Automation is touted – often rightly – as a savior. It saves time, it saves effort, it saves money, and it saves lives. Except when it doesn’t. A while back, I read a two-part post about how a mistake with an automated pharmacy system lead to a 38x overdose. It’s not that the system itself made a mistake, but it enabled the medical professionals to make a mistake that they’d never have made in a pen-and-paper system.

This story has two ultimate lessons. First, modes are dangerous in user interfaces, because they are easy to overlook and can lead to incredibly different outcomes. In this story, had the dosage input always required either the total dosage or the dosage per patient weight, this would have never happened. Allowing either makes it easy to make a lethal mistake. Perhaps a better option would be to have a optional popup that calculates the dosage from the per-weight dosage and the patient weight. That retains the convenience of being able to prescribe the dosage either way, while making it explicitly obvious which way is being used.

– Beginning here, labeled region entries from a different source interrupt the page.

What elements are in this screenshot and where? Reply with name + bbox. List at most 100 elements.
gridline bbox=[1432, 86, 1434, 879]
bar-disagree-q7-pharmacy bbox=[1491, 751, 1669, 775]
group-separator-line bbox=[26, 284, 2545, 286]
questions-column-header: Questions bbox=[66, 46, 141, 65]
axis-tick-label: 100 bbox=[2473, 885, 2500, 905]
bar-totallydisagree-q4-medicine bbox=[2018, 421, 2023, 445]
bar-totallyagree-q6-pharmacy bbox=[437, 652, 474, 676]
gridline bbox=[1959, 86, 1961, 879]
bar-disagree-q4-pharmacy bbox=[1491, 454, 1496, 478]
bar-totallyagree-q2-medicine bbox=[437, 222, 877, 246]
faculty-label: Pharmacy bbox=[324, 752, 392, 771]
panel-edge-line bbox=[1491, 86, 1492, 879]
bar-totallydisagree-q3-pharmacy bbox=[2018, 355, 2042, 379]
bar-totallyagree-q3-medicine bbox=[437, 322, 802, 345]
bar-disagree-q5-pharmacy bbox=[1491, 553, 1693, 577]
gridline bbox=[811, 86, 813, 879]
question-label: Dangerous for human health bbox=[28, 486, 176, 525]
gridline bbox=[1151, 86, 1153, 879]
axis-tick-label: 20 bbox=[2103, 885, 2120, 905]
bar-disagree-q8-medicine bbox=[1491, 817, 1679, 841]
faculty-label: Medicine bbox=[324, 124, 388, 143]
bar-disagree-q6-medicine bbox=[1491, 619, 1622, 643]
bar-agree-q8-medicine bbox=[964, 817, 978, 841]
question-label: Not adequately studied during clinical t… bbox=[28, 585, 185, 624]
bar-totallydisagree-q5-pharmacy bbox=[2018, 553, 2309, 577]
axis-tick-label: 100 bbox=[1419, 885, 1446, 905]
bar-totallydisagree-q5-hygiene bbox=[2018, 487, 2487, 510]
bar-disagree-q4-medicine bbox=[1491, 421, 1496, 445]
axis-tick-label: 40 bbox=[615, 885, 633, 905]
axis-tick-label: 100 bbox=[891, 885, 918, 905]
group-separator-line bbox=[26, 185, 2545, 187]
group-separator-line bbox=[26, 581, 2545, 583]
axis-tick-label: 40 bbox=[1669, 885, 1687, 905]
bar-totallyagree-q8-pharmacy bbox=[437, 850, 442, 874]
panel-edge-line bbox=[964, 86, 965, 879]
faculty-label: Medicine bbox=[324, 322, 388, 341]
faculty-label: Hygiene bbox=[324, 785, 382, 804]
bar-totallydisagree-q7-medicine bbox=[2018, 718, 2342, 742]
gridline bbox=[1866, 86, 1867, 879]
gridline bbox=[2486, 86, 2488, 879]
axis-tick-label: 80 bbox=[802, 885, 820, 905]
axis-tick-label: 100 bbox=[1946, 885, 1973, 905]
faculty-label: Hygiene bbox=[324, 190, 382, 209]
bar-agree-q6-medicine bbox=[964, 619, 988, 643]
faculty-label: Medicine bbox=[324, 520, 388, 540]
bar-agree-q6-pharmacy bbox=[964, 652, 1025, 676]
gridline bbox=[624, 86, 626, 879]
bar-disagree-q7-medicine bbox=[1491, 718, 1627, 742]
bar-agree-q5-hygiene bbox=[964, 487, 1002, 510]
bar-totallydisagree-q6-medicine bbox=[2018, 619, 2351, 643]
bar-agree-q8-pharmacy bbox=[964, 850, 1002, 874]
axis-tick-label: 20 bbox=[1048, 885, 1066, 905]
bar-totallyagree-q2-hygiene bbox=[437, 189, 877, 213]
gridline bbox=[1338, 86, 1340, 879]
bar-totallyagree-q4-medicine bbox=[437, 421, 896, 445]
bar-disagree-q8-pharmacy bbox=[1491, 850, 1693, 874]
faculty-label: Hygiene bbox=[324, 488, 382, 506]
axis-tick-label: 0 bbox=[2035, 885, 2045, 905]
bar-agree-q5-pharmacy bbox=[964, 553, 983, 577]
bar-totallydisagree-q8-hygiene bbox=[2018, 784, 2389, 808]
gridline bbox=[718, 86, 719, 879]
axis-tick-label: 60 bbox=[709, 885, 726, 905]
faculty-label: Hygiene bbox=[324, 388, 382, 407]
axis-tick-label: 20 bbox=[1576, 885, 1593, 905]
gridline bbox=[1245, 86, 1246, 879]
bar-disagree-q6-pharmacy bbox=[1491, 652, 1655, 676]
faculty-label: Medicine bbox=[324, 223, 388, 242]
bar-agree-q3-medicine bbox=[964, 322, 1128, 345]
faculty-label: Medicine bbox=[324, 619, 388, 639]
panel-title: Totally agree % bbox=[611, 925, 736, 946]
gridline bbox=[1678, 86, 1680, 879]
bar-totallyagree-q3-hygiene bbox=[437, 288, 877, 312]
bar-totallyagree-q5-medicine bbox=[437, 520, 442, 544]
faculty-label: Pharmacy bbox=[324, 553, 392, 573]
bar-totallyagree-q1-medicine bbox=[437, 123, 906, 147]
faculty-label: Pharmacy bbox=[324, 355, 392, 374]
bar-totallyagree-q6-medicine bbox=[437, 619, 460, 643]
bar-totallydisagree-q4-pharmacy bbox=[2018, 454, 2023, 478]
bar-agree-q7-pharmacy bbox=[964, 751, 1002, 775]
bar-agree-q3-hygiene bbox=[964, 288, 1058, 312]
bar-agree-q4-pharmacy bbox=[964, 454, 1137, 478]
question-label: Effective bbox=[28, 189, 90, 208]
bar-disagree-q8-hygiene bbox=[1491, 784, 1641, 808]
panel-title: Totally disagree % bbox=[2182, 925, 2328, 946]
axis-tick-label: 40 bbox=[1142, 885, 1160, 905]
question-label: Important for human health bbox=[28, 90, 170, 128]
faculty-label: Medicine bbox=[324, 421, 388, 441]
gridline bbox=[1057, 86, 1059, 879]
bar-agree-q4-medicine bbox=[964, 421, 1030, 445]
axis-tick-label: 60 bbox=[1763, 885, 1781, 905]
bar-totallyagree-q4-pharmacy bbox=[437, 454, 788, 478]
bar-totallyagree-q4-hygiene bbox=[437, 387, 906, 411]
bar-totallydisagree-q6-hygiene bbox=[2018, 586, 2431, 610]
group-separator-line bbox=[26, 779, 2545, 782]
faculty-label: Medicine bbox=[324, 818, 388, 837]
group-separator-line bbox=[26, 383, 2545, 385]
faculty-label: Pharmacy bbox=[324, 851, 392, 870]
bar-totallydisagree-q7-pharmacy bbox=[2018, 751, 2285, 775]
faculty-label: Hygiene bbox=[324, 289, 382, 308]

The second lesson is that it’s important for experts with specialized knowledge to apply that to their use of automation. When something doesn’t seem right, it’s easy to find ways to explain it away, especially if the automation is reliable. But “that doesn’t seem right” must remain a feeling we pay attention to.

Giving up is the better part of valor

There’s a lot to be said for sticking with a problem until it is solved. The tricky part can be knowing when it is solved enough. I’ve been known to chase down an issue until I can explain every aspect of it. The very existence of the problem is a personal insult that will not be satisfied as long as the problem continues to insist on being.

That approach has served me well over the years, even if it can be annoying sometimes. I’ve learned by chasing these problems to their ultimate resolution. Sometimes it even reveals conditions that can be solved before they become problems.

But as with anything, there’s a tradeoff to be made. The time it takes run down a problem is time not spent elsewhere. It’s a matter of prioritization. Does having it 80% fixed do what you need? Can you just ignore the problem and move on? 

A while back, I was trying to get a small script to build in our build system at work. For whatever reason, the build itself would work, but using the resulting executable to upload itself to Amazon S3 failed with an indecipherable (to me at least) Windows library error. It made no sense to me. This was a workflow I had used on a local virtual machine dozens of times. And it worked if I executed the build artifact by hand. Just not in the build script.

I spent probably a few hours working on solutions. But no matter what I tried, I made no progress. When I got to the point where I had exhausted all of the reasonable approaches I could think of, I implemented a workaround and moved on to something else.

It can be hard to know when to give up. Leaving a problem unsolved might come back to bite you later. But what else could you be doing if you’re not spinning your wheels?